Jean-Henri sighed and said nothing. She glanced over at him. In the afternoon light he looked handsome but tired, with the beginnings of wrinkles fanning out from the corners of his eyes. He was no longer a young man, and she had known it for a while. But when had it happened? It seemed he had been a child—a trying child at that, full of fears she could never placate, nothing at all like his father—and then, suddenly, he had become this man who appeared before her, already worn down by the world. Where was his ambition, his pride?
“You
will
write to Mr. Greive, Jean, will you not?” He was running out of time. Soon it would be too late for him to start again. “Do you know how many letters I had to write to persuade him to consider you?”
Jean-Henri nodded. “Yes,” he said. “I know.”
She tipped her head back in frustration, then exhaled. “Is there something you are not telling me? Something that is keeping you here?”
“No. I don’t know how to make you understand.”
A thought occurred to her, and she brightened. “Do you have a lover? Because a grandchild could change my mind.” He was so morose, and she knew she only made it worse by prodding him. Loneliness oozed from him. She didn’t understand why he would want to stay here without a reason.
He shook his head. “There are girls. I know you think I’ve lived as a monk since Celine called off the engagement, but it isn’t true. There are girls. But I do not love them.”
“Love grows, over time. You are looking for perfection.”
“You and Father had very little time, but you had love, did you not? Do you not wish the same for me?”
Magdelaine scoffed. “I met your father when I was fifteen, married him at eighteen, buried him at nineteen. By the time I was your age I was a widow with a seven-year-old son.”
“What does age matter?” he said, almost to himself, as the paddle skimmed the undulating waves.
Her son was right. She and her husband had had love from the first day Henri passed through her father’s trading cabin after a long winter in the interior. He saw Magdelaine wring the neck of a chicken in the yard, her lean arms taut, and before she could look up at the sound his boots made on the gravel, he was beside her. He had a strong chin, wild curling hair filthy with months of work, with sleeping on the ground, and hands so dark with dirt they looked burned. He came back each year. One spring she had poured a cup of wine for him at the feast to celebrate the traders’ return, and Henri let his fingers linger on her wrist for a moment before he took the cup and drank it down. They married the following year. The wedding took place in the fall, and they left for the winter together and traveled as partners, despite his men’s grumbling.
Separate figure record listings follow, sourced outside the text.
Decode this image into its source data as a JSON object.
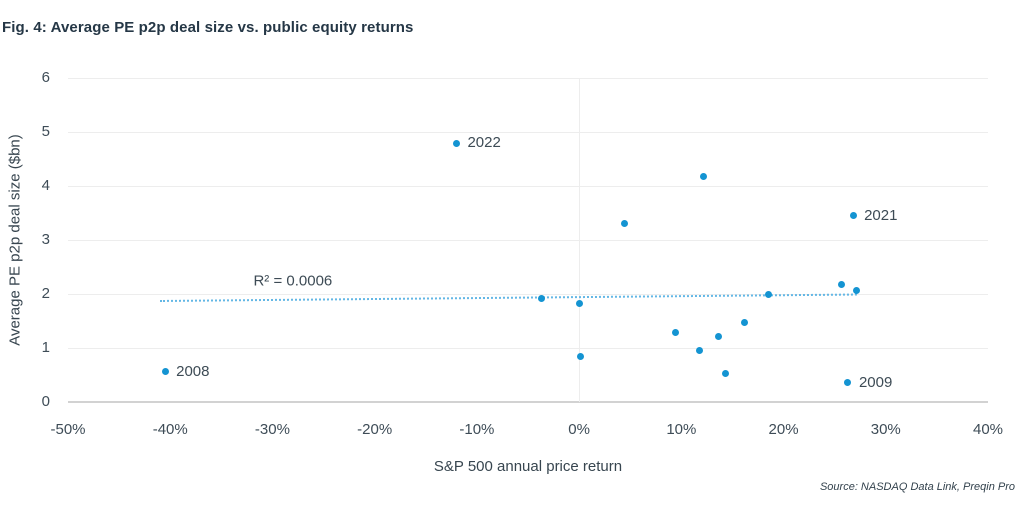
{
  "figure": {
    "title": "Fig. 4: Average PE p2p deal size vs. public equity returns"
  },
  "source": "Source: NASDAQ Data Link, Preqin Pro",
  "colors": {
    "point": "#1494d2",
    "trendline": "#63b7e5",
    "title_text": "#253746",
    "axis_text": "#3e4c57",
    "gridline": "#ededed",
    "axis_line": "#d2d2d2"
  },
  "chart_data": {
    "type": "scatter",
    "title": "Fig. 4: Average PE p2p deal size vs. public equity returns",
    "xlabel": "S&P 500 annual price return",
    "ylabel": "Average PE p2p deal size ($bn)",
    "xlim": [
      -50,
      40
    ],
    "ylim": [
      0,
      6
    ],
    "x_ticks": [
      -50,
      -40,
      -30,
      -20,
      -10,
      0,
      10,
      20,
      30,
      40
    ],
    "x_tick_labels": [
      "-50%",
      "-40%",
      "-30%",
      "-20%",
      "-10%",
      "0%",
      "10%",
      "20%",
      "30%",
      "40%"
    ],
    "y_ticks": [
      0,
      1,
      2,
      3,
      4,
      5,
      6
    ],
    "y_tick_labels": [
      "0",
      "1",
      "2",
      "3",
      "4",
      "5",
      "6"
    ],
    "grid": "horizontal lines at every y tick, single vertical line at x=0, darker baseline at y=0",
    "legend": null,
    "points": [
      {
        "x": -40.5,
        "y": 0.56,
        "label": "2008"
      },
      {
        "x": -12.0,
        "y": 4.79,
        "label": "2022"
      },
      {
        "x": -3.7,
        "y": 1.91
      },
      {
        "x": 0.0,
        "y": 1.83
      },
      {
        "x": 0.1,
        "y": 0.84
      },
      {
        "x": 4.4,
        "y": 3.3
      },
      {
        "x": 9.4,
        "y": 1.29
      },
      {
        "x": 11.8,
        "y": 0.95
      },
      {
        "x": 12.2,
        "y": 4.17
      },
      {
        "x": 13.6,
        "y": 1.22
      },
      {
        "x": 14.3,
        "y": 0.52
      },
      {
        "x": 16.2,
        "y": 1.47
      },
      {
        "x": 18.5,
        "y": 2.0
      },
      {
        "x": 25.7,
        "y": 2.17
      },
      {
        "x": 26.3,
        "y": 0.36,
        "label": "2009"
      },
      {
        "x": 26.8,
        "y": 3.45,
        "label": "2021"
      },
      {
        "x": 27.1,
        "y": 2.07
      }
    ],
    "trendline": {
      "x1": -41.0,
      "y1": 1.87,
      "x2": 27.2,
      "y2": 1.99,
      "r2_label": "R² = 0.0006",
      "r2_x": -28.0,
      "r2_y": 2.25,
      "style": "dotted"
    }
  }
}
Magdelaine was no summer wife. When she left the hot heaven of Henri’s bedroll she gave orders—she learned how to oversee the care of the dogs, how to plan the day’s journey, how to ensure that they had enough food and fuel to make it to the next safe camp for the night—and the men had no choice but to obey. When Henri died that first spring, shot by an Indian to whom he had refused to sell liquor, she led the men back to Mackinac herself, Henri’s body in the bottom of her canoe and Jean-Henri already growing in her belly.
She wanted her son to have it, that kind of love, but Magdelaine suspected that not everyone could. It was reserved for the bold, the sure-footed, who seized a thing before they thought about the consequences. Magdelaine had known the joy of it. But Jean-Henri took after his Aunt Therese—he was cautious, hesitant. He waited so long to choose his course that it was chosen for him, or the path was closed off. This failure to act could lead merely to disappointment and missed opportunities, or, in Therese’s case, to an abdication with disastrous consequences.
Thinking about her sisters renewed Magdelaine’s anxiety over Miss Dove’s safety, and she let Jean-Henri’s silence rest between them for now as the last word on the subject of Montreal.